Maddie Marshall passou um ano elaborando seu zine anti-IA. Fotografia: Madison Marshall

Zinemakers estão entre os críticos mais veementes do uso de IA para criar arte. Alguns estão criando zines anti-IA em protesto. Maddie Marshall passou um ano trabalhando em um zine de 92 páginas contra a tecnologia que ela agora vende no Etsy, o mercado de artesanato online. Marshall, um editor e ilustrador de vídeo baseado em Melbourne, se inspirou para criá-lo depois de enfrentar pressão para usar IA no trabalho.

“Senti a necessidade de divulgar minhas opiniões sobre o assunto e fazer com que as pessoas questionassem por que essas tecnologias estão sendo impostas tão fortemente a nós”, disse ela.

Goldfinger criou seu zine contra-IA, I Should Be Allowed To Think, – batizado em homenagem a uma música de 1994 da banda americana de rock alternativo They Might Be Giants – porque ela sente que a IA está tornando mais difícil para os artistas conseguirem empregos.

Ela disse que usar IA para agilizar seu trabalho vai contra seus princípios criativos. “Eu não respeito isso em nenhum nível”, disse ela. Todos os seus zines são feitos à mão. “Não quero acelerar o processo. Isso estraga tudo para mim”, acrescentou ela.

Ione Gamble é a fundadora do zine feminista Poliéster.

Ione Gamble, fundadora da Polyester zine, uma publicação feminista de artes e cultura, com sede em Londres, acrescenta que a IA “não é algo que usamos ou apoiamos o uso. Seja através da geração de imagens ou da escrita. Passamos todos os nossos artigos enviados através de um verificador de IA agora para garantir que não estamos publicando textos sobre IA”.

Zoe Thompson fundou o Sweet-Thang zine, um zine impresso comunitário que publica trabalhos de criativos negros em todo o mundo, em 2017. Para ela, o desejo de criar arte é um sentimento importante, que ela sente que o uso da IA ​​contraria diretamente.

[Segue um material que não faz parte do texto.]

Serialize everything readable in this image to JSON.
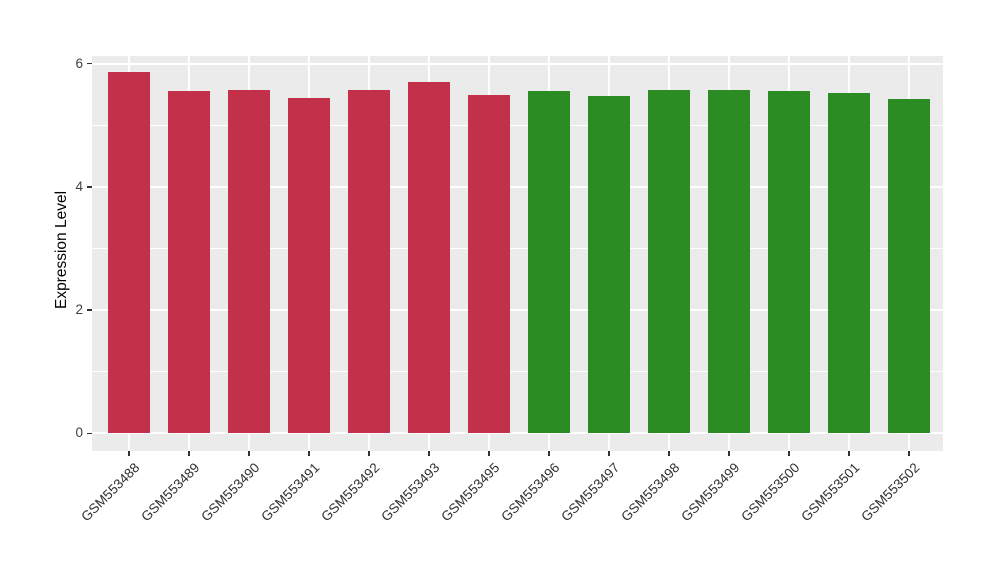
{
  "figure": {
    "background": "#FFFFFF",
    "panel_background": "#EBEBEB",
    "grid_color": "#FFFFFF",
    "tick_mark_color": "#333333",
    "axis_text_color": "#404040",
    "axis_title_color": "#000000"
  },
  "chart_data": {
    "type": "bar",
    "title": "",
    "xlabel": "",
    "ylabel": "Expression Level",
    "categories": [
      "GSM553488",
      "GSM553489",
      "GSM553490",
      "GSM553491",
      "GSM553492",
      "GSM553493",
      "GSM553495",
      "GSM553496",
      "GSM553497",
      "GSM553498",
      "GSM553499",
      "GSM553500",
      "GSM553501",
      "GSM553502"
    ],
    "values": [
      5.86,
      5.56,
      5.58,
      5.45,
      5.57,
      5.71,
      5.49,
      5.56,
      5.47,
      5.58,
      5.58,
      5.55,
      5.52,
      5.42
    ],
    "bar_colors": [
      "#C3304A",
      "#C3304A",
      "#C3304A",
      "#C3304A",
      "#C3304A",
      "#C3304A",
      "#C3304A",
      "#2A8C22",
      "#2A8C22",
      "#2A8C22",
      "#2A8C22",
      "#2A8C22",
      "#2A8C22",
      "#2A8C22"
    ],
    "group_colors": {
      "left_group": "#C3304A",
      "right_group": "#2A8C22"
    },
    "yticks": [
      0,
      2,
      4,
      6
    ],
    "minor_yticks": [
      1,
      3,
      5
    ],
    "ylim": [
      -0.29,
      6.13
    ],
    "x_tick_rotation_deg": 45,
    "grid": "on",
    "legend": "none"
  }
}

Edição 8 do zine Sweet-Thang, Dreaming. Seu design editorial foi de Zoe Pulley Studio. Fotografia: Zoe Thompson

“Parece que você está experimentando uma ferramenta, mas não há talento artístico nela, o que é meio triste. Sinto que a beleza da arte e da criação reside nessa lentidão”, disse ela.

A IA e a produção de zine podem coexistir? “Quer dizer, tem de ser assim porque a IA existe. Mas não tenho a certeza de que será harmoniosa”, diz Gamble. “Acho que a criação de zines, em particular, é um processo muito básico. Tudo o que você precisa é de um pedaço de papel, uma caneta e alguns itens para fazer colagens. A barreira de entrada é baixa.”

Já se passaram três anos desde que Simkins fez seu zine fotográfico e sua perspectiva sobre IA mudou desde então. “No mundo dos zines penso que (a IA) pode ser usada como ferramenta para produzir”, mas fundamentalmente acredita que a arte é “feita por pessoas e para pessoas”.

Ele disse que é preciso haver mais conversas sobre o uso da IA ​​na arte. “Posso ver os dois lados da moeda. Mais importante ainda, acho que você pode ficar realmente exausto ao tentar policiar o que todo mundo faz quando se trata de arte”, disse ele.

Se chegar o dia em que os zines de IA serão lançados aos distribuidores, Leslie da MagCulture ficará tranquilo em incluí-los no mix.

“Não estamos interessados ​​em saber se um zine foi produzido ou não usando IA”, diz ele.

“Queremos ver zines interessantes, inovadores e envolventes. Se um tiver sido criado usando IA e for intrigante por si só, ótimo, nós o apoiaremos.”